While on paper the deposits were collected as a security against damaged bikes, in reality they served a different purpose. It is likely that the companies were reinvesting the money or using it to fund their operations, which was something out of a legal gray area. Naturally, the wave of deposit withdrawals threw the start-ups into a frenzy. Mobike swiftly sold out to Meituan-Diaping in a $2.5 billion deal, while ofo stood its ground and failed, heralding a massive capital reshuffle.
The new industry patrons took a more thoughtful approach to the business, incorporating bike-sharing into their growing ecosystems, reconsidering the pricing strategies and, most importantly, the purpose of cramming the streets with flocks of two-wheelers.
“If an industry has very limited profit-making channels, even those who can survive may not be able to operate independently. Individual platforms have to merge in order to build an ecosystem that can expand their profits,” said Professor Timon Du of the Chinese University of Hong Kong (CUHK) Business School.
Bike-sharing’s profit-making channels were extremely limited. Per-ride charges were not doing much for the companies’ bank statements, given the costs of producing millions of bikes and the discounted ride fairs. ofo tried to tackle the problem by leasing their bikes to advertisers, but it did not help unfortunately.
In order to make bike-sharing worthwhile Meituan, Didi and Alibaba doubled the prices from 0.5 to 1 yuan per 15 min and are now cutting down the supply to make sure that each bike runs through enough rides a day to pay for itself in the mid-term perspective.

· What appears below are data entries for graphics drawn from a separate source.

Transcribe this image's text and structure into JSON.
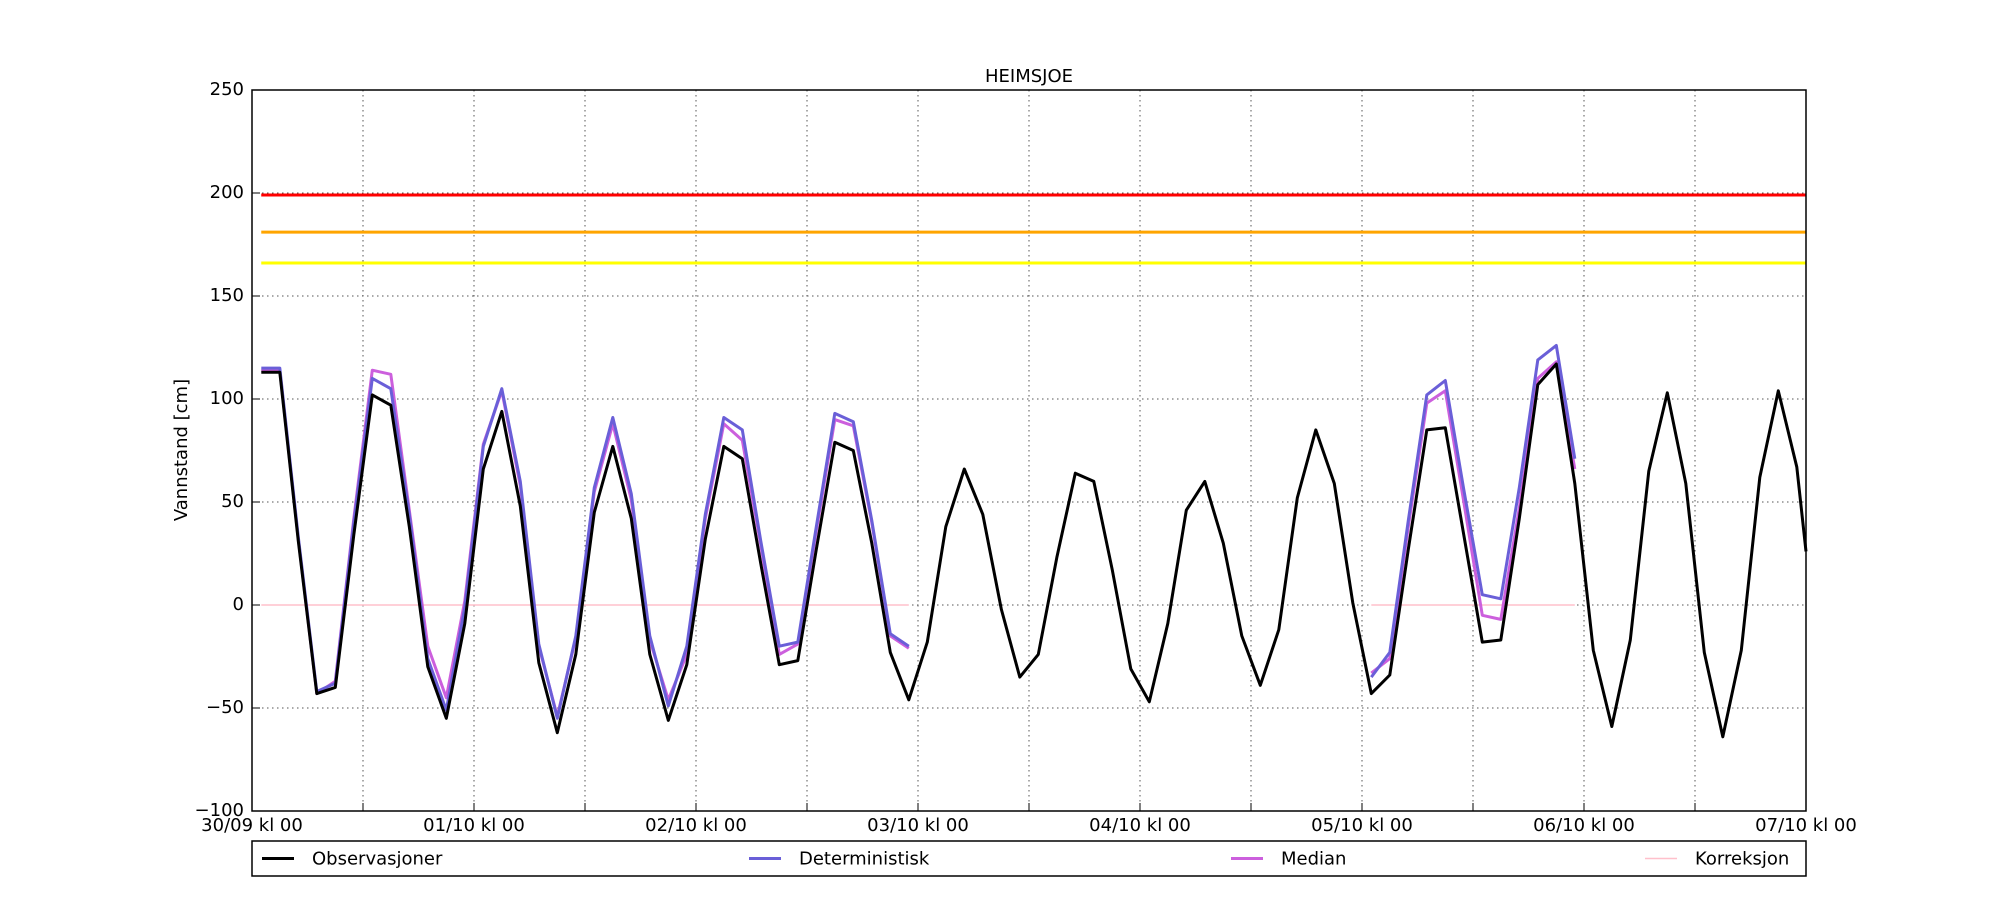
{
  "chart_data": {
    "type": "line",
    "title": "HEIMSJOE",
    "y_label": "Vannstand [cm]",
    "xlim": [
      0,
      168
    ],
    "ylim": [
      -100,
      250
    ],
    "xticks": [
      {
        "value": 0,
        "label": "30/09 kl 00"
      },
      {
        "value": 12,
        "label": null
      },
      {
        "value": 24,
        "label": "01/10 kl 00"
      },
      {
        "value": 36,
        "label": null
      },
      {
        "value": 48,
        "label": "02/10 kl 00"
      },
      {
        "value": 60,
        "label": null
      },
      {
        "value": 72,
        "label": "03/10 kl 00"
      },
      {
        "value": 84,
        "label": null
      },
      {
        "value": 96,
        "label": "04/10 kl 00"
      },
      {
        "value": 108,
        "label": null
      },
      {
        "value": 120,
        "label": "05/10 kl 00"
      },
      {
        "value": 132,
        "label": null
      },
      {
        "value": 144,
        "label": "06/10 kl 00"
      },
      {
        "value": 156,
        "label": null
      },
      {
        "value": 168,
        "label": "07/10 kl 00"
      }
    ],
    "yticks": [
      {
        "value": -100,
        "label": "−100"
      },
      {
        "value": -50,
        "label": "−50"
      },
      0,
      50,
      100,
      150,
      200,
      250
    ],
    "grid": true,
    "thresholds": [
      {
        "value": 199,
        "color": "#ff0000"
      },
      {
        "value": 181,
        "color": "#ffa500"
      },
      {
        "value": 166,
        "color": "#ffff00"
      }
    ],
    "x": [
      1,
      3,
      5,
      7,
      9,
      11,
      13,
      15,
      17,
      19,
      21,
      23,
      25,
      27,
      29,
      31,
      33,
      35,
      37,
      39,
      41,
      43,
      45,
      47,
      49,
      51,
      53,
      55,
      57,
      59,
      61,
      63,
      65,
      67,
      69,
      71,
      73,
      75,
      77,
      79,
      81,
      83,
      85,
      87,
      89,
      91,
      93,
      95,
      97,
      99,
      101,
      103,
      105,
      107,
      109,
      111,
      113,
      115,
      117,
      119,
      121,
      123,
      125,
      127,
      129,
      131,
      133,
      135,
      137,
      139,
      141,
      143,
      145,
      147,
      149,
      151,
      153,
      155,
      157,
      159,
      161,
      163,
      165,
      167,
      168
    ],
    "series": [
      {
        "name": "Observasjoner",
        "color": "#000000",
        "values": [
          113,
          113,
          31,
          -43,
          -40,
          34,
          102,
          97,
          38,
          -30,
          -55,
          -9,
          66,
          94,
          48,
          -28,
          -62,
          -24,
          45,
          77,
          42,
          -24,
          -56,
          -29,
          32,
          77,
          71,
          20,
          -29,
          -27,
          27,
          79,
          75,
          30,
          -23,
          -46,
          -18,
          38,
          66,
          44,
          -2,
          -35,
          -24,
          23,
          64,
          60,
          17,
          -31,
          -47,
          -9,
          46,
          60,
          30,
          -15,
          -39,
          -12,
          52,
          85,
          59,
          1,
          -43,
          -34,
          27,
          85,
          86,
          34,
          -18,
          -17,
          42,
          107,
          117,
          59,
          -22,
          -59,
          -17,
          65,
          103,
          59,
          -23,
          -64,
          -22,
          62,
          104,
          67,
          26
        ]
      },
      {
        "name": "Deterministisk",
        "color": "#6a5fd8",
        "values": [
          115,
          115,
          33,
          -42,
          -38,
          40,
          110,
          105,
          44,
          -26,
          -51,
          -1,
          77,
          105,
          60,
          -19,
          -55,
          -15,
          57,
          91,
          54,
          -15,
          -49,
          -20,
          44,
          91,
          85,
          31,
          -20,
          -18,
          38,
          93,
          89,
          41,
          -14,
          -20,
          null,
          null,
          null,
          null,
          null,
          null,
          null,
          null,
          null,
          null,
          null,
          null,
          null,
          null,
          null,
          null,
          null,
          null,
          null,
          null,
          null,
          null,
          null,
          null,
          -35,
          -23,
          41,
          102,
          109,
          56,
          5,
          3,
          57,
          119,
          126,
          71,
          null,
          null,
          null,
          null,
          null,
          null,
          null,
          null,
          null,
          null,
          null,
          null,
          null
        ]
      },
      {
        "name": "Median",
        "color": "#cc5fdd",
        "values": [
          114,
          114,
          32,
          -43,
          -37,
          42,
          114,
          112,
          46,
          -20,
          -45,
          2,
          78,
          104,
          58,
          -20,
          -54,
          -16,
          55,
          88,
          51,
          -17,
          -46,
          -24,
          42,
          88,
          80,
          29,
          -24,
          -19,
          36,
          90,
          87,
          40,
          -15,
          -21,
          null,
          null,
          null,
          null,
          null,
          null,
          null,
          null,
          null,
          null,
          null,
          null,
          null,
          null,
          null,
          null,
          null,
          null,
          null,
          null,
          null,
          null,
          null,
          null,
          -33,
          -26,
          38,
          98,
          104,
          50,
          -5,
          -7,
          47,
          110,
          118,
          66,
          null,
          null,
          null,
          null,
          null,
          null,
          null,
          null,
          null,
          null,
          null,
          null,
          null
        ]
      },
      {
        "name": "Korreksjon",
        "color": "#ffc0cb",
        "values": [
          0,
          0,
          0,
          0,
          0,
          0,
          0,
          0,
          0,
          0,
          0,
          0,
          0,
          0,
          0,
          0,
          0,
          0,
          0,
          0,
          0,
          0,
          0,
          0,
          0,
          0,
          0,
          0,
          0,
          0,
          0,
          0,
          0,
          0,
          0,
          0,
          null,
          null,
          null,
          null,
          null,
          null,
          null,
          null,
          null,
          null,
          null,
          null,
          null,
          null,
          null,
          null,
          null,
          null,
          null,
          null,
          null,
          null,
          null,
          null,
          0,
          0,
          0,
          0,
          0,
          0,
          0,
          0,
          0,
          0,
          0,
          0,
          null,
          null,
          null,
          null,
          null,
          null,
          null,
          null,
          null,
          null,
          null,
          null,
          null
        ]
      }
    ]
  }
}
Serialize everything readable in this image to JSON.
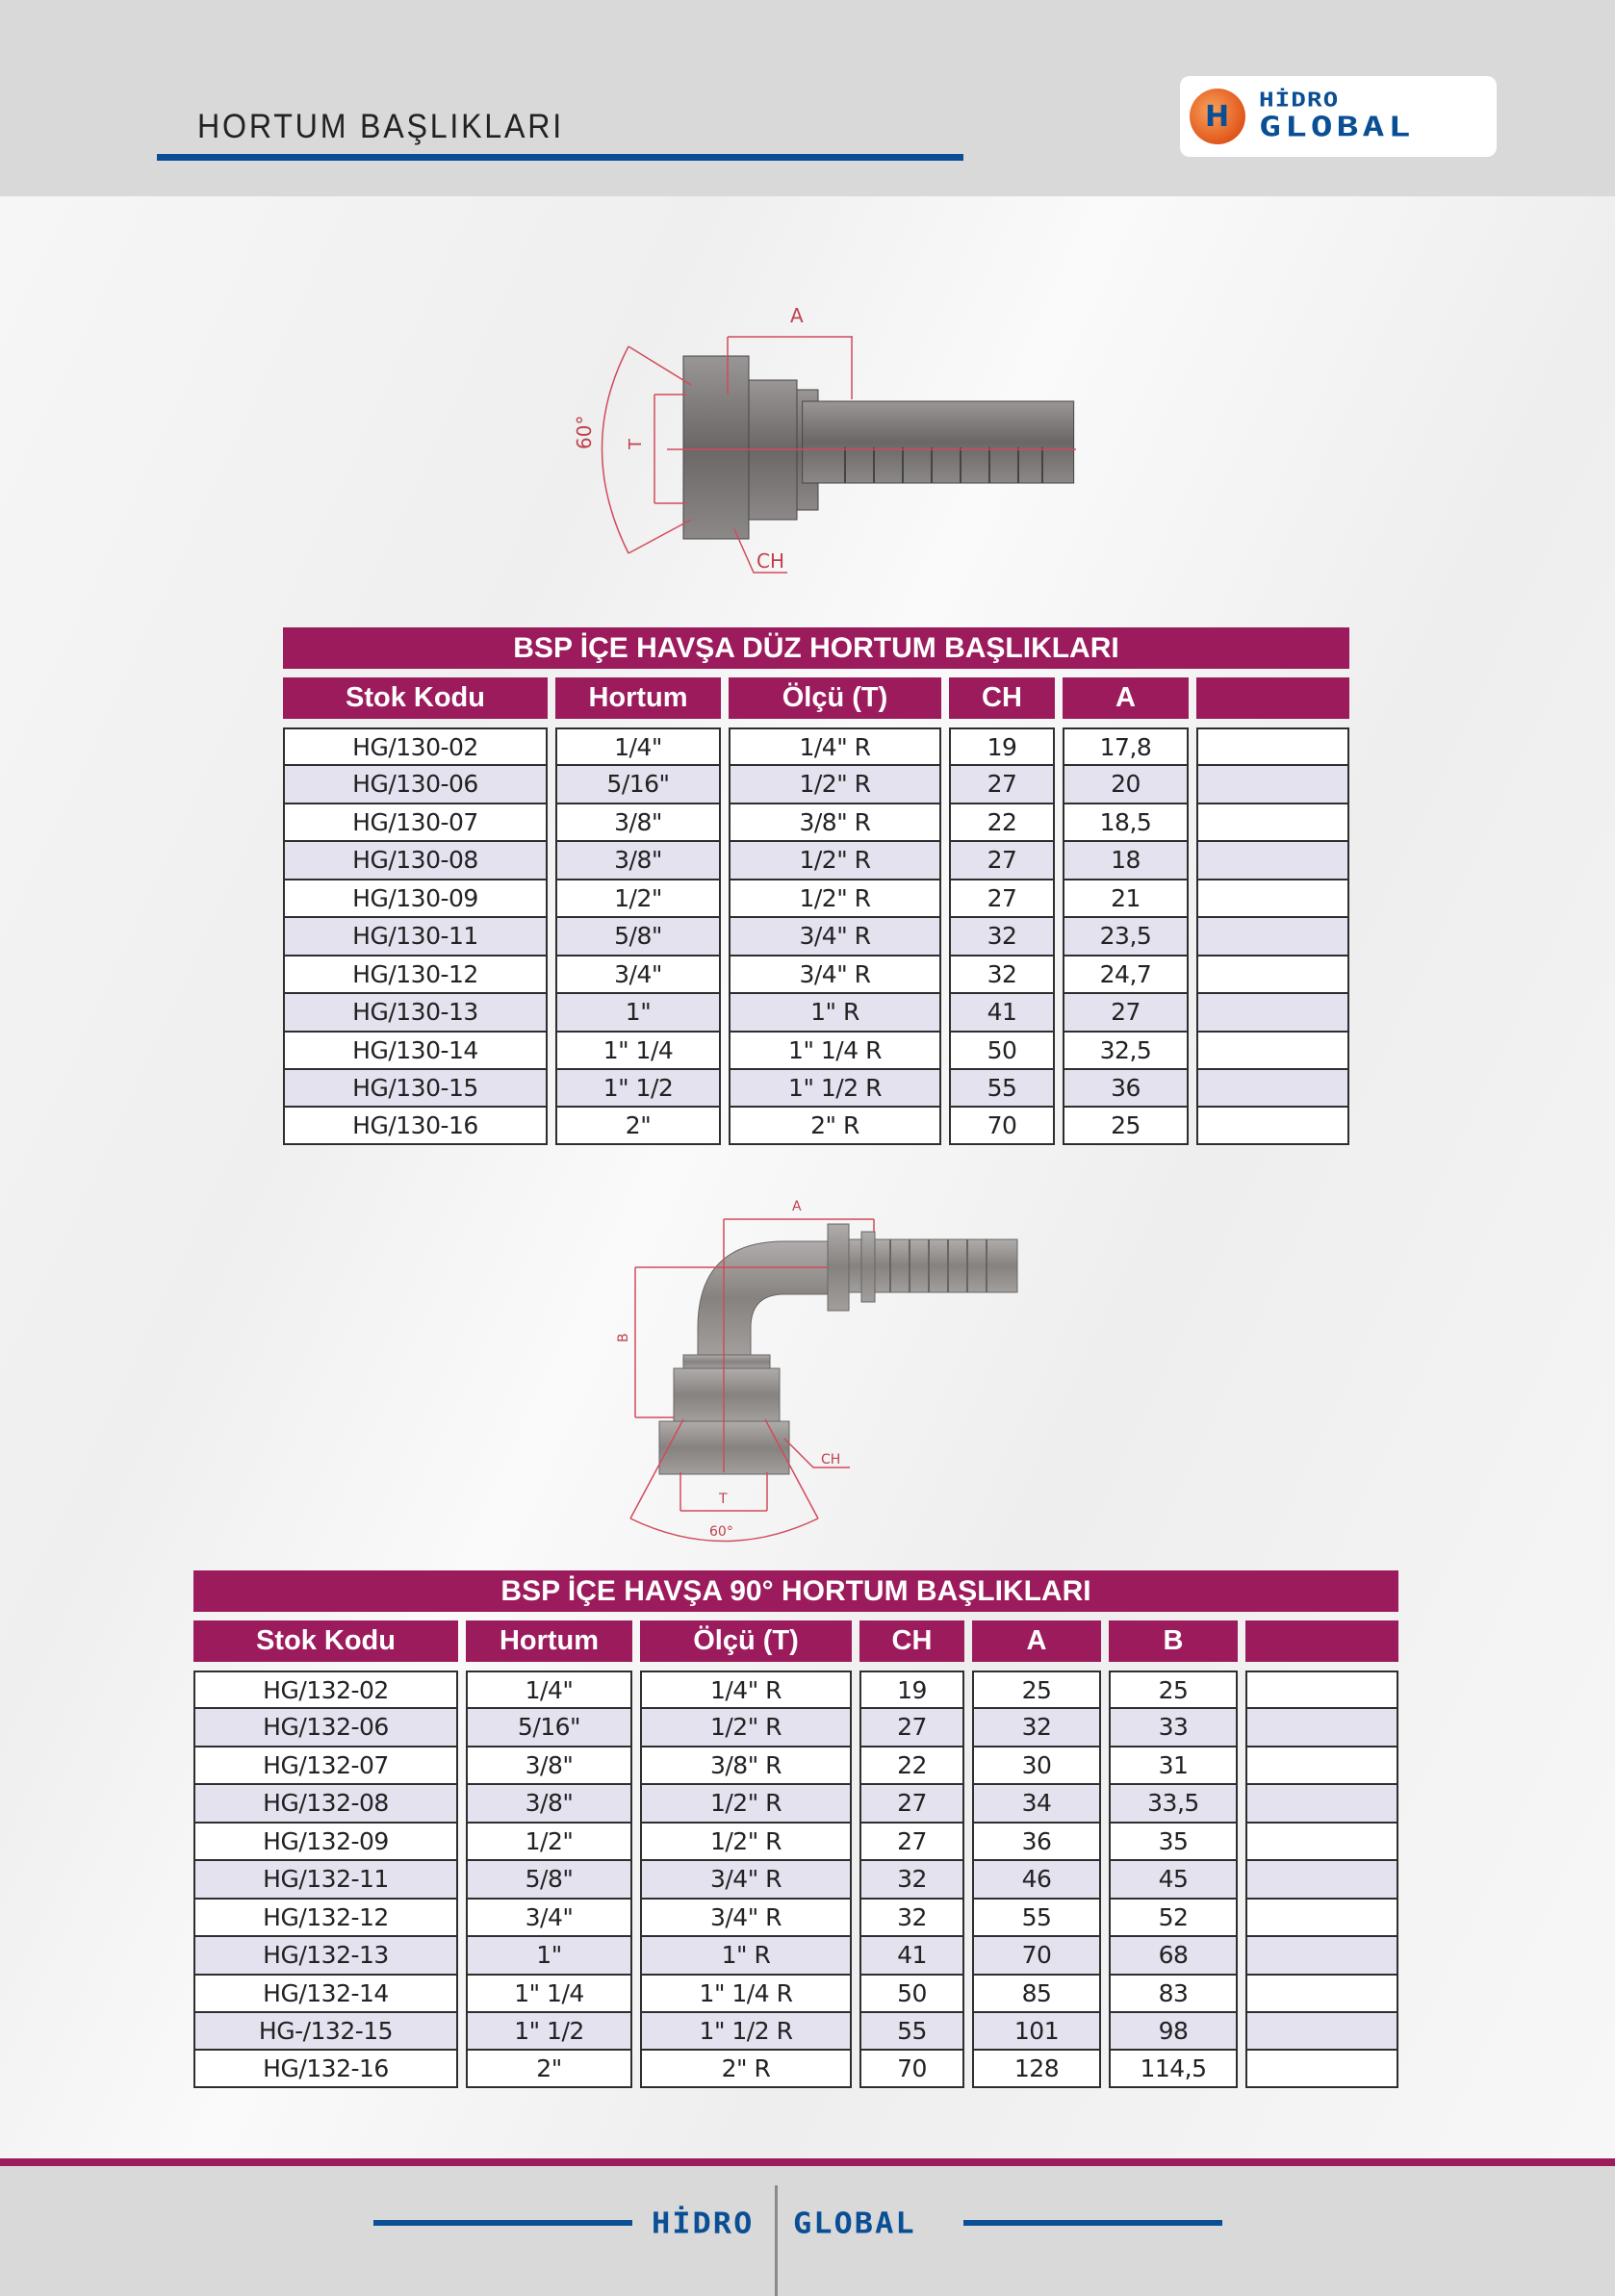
{
  "header": {
    "title": "HORTUM BAŞLIKLARI",
    "logo_text": [
      "HİDRO",
      "GLOBAL"
    ]
  },
  "colors": {
    "accent": "#9c1b5c",
    "brand_blue": "#0a4f95",
    "row_alt": "#e4e2ef"
  },
  "drawing1": {
    "dim_a": "A",
    "dim_t": "T",
    "angle": "60°",
    "dim_ch": "CH"
  },
  "drawing2": {
    "dim_a": "A",
    "dim_b": "B",
    "dim_t": "T",
    "angle": "60°",
    "dim_ch": "CH"
  },
  "table1": {
    "title": "BSP İÇE HAVŞA DÜZ HORTUM BAŞLIKLARI",
    "columns": [
      "Stok Kodu",
      "Hortum",
      "Ölçü (T)",
      "CH",
      "A",
      ""
    ],
    "rows": [
      [
        "HG/130-02",
        "1/4\"",
        "1/4\" R",
        "19",
        "17,8",
        ""
      ],
      [
        "HG/130-06",
        "5/16\"",
        "1/2\" R",
        "27",
        "20",
        ""
      ],
      [
        "HG/130-07",
        "3/8\"",
        "3/8\" R",
        "22",
        "18,5",
        ""
      ],
      [
        "HG/130-08",
        "3/8\"",
        "1/2\" R",
        "27",
        "18",
        ""
      ],
      [
        "HG/130-09",
        "1/2\"",
        "1/2\" R",
        "27",
        "21",
        ""
      ],
      [
        "HG/130-11",
        "5/8\"",
        "3/4\" R",
        "32",
        "23,5",
        ""
      ],
      [
        "HG/130-12",
        "3/4\"",
        "3/4\" R",
        "32",
        "24,7",
        ""
      ],
      [
        "HG/130-13",
        "1\"",
        "1\" R",
        "41",
        "27",
        ""
      ],
      [
        "HG/130-14",
        "1\" 1/4",
        "1\" 1/4 R",
        "50",
        "32,5",
        ""
      ],
      [
        "HG/130-15",
        "1\" 1/2",
        "1\" 1/2 R",
        "55",
        "36",
        ""
      ],
      [
        "HG/130-16",
        "2\"",
        "2\" R",
        "70",
        "25",
        ""
      ]
    ]
  },
  "table2": {
    "title": "BSP İÇE HAVŞA 90° HORTUM BAŞLIKLARI",
    "columns": [
      "Stok Kodu",
      "Hortum",
      "Ölçü (T)",
      "CH",
      "A",
      "B",
      ""
    ],
    "rows": [
      [
        "HG/132-02",
        "1/4\"",
        "1/4\" R",
        "19",
        "25",
        "25",
        ""
      ],
      [
        "HG/132-06",
        "5/16\"",
        "1/2\" R",
        "27",
        "32",
        "33",
        ""
      ],
      [
        "HG/132-07",
        "3/8\"",
        "3/8\" R",
        "22",
        "30",
        "31",
        ""
      ],
      [
        "HG/132-08",
        "3/8\"",
        "1/2\" R",
        "27",
        "34",
        "33,5",
        ""
      ],
      [
        "HG/132-09",
        "1/2\"",
        "1/2\" R",
        "27",
        "36",
        "35",
        ""
      ],
      [
        "HG/132-11",
        "5/8\"",
        "3/4\" R",
        "32",
        "46",
        "45",
        ""
      ],
      [
        "HG/132-12",
        "3/4\"",
        "3/4\" R",
        "32",
        "55",
        "52",
        ""
      ],
      [
        "HG/132-13",
        "1\"",
        "1\" R",
        "41",
        "70",
        "68",
        ""
      ],
      [
        "HG/132-14",
        "1\" 1/4",
        "1\" 1/4 R",
        "50",
        "85",
        "83",
        ""
      ],
      [
        "HG-/132-15",
        "1\" 1/2",
        "1\" 1/2 R",
        "55",
        "101",
        "98",
        ""
      ],
      [
        "HG/132-16",
        "2\"",
        "2\" R",
        "70",
        "128",
        "114,5",
        ""
      ]
    ]
  },
  "footer": {
    "left": "HİDRO",
    "right": "GLOBAL"
  }
}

Apart from that the new vertical dominators have more sophisticated agendas. For the Hong-Kong-listed Meituan-Dianping, Mobike is an important element of the local ecosystem. For a company whose main business hinges on recommendations and delivery, knowing where their users go is vital. Besides, last October the company started a new unit for “location-based services” that include ride-hailing, biking, autonomous driving and other transportation means. The data collected through these operations could allow them to track users’ movements to provide them with more accurate and enticing automated suggestions.
For Didi, bicycles solving the “last-mile” problem are part of a clear attempt to dominate China’s mobility industry and become the all-in-one solution for multimodal transportation. The company already dominates China’s ride-hailing market and excels in autonomous driving. Now it’s aspiring to own the short-distance travel segment, too.
Finally, Alibaba’s bet on Hellobike is in unison with the firm’s efforts to make Alipay the country’s number one digital payment service. As a high-frequency product, bicycles can attract new users and traffic to Alipay (hence the accent on lower tier cities with more room for growth), while also supplying the app’s Sesame Credit service with new usage scenarios, allowing it to more precisely assess users’ credibility.
The bike-sharing industry has been on a roller-coaster ride for the past several years, but is now showing inconspicuous signs of finally coming into its own at the hands of bigger and more experienced backers. Meituan, Didi and Alibaba learned from their predecessors’ mistakes and proved to be shrewder and more farseeing in their strategies. It is still unclear if the bikes will pay off their production costs through rides alone. However, there is hope that the companies’ focus on ecosystem building will make them worth the investment.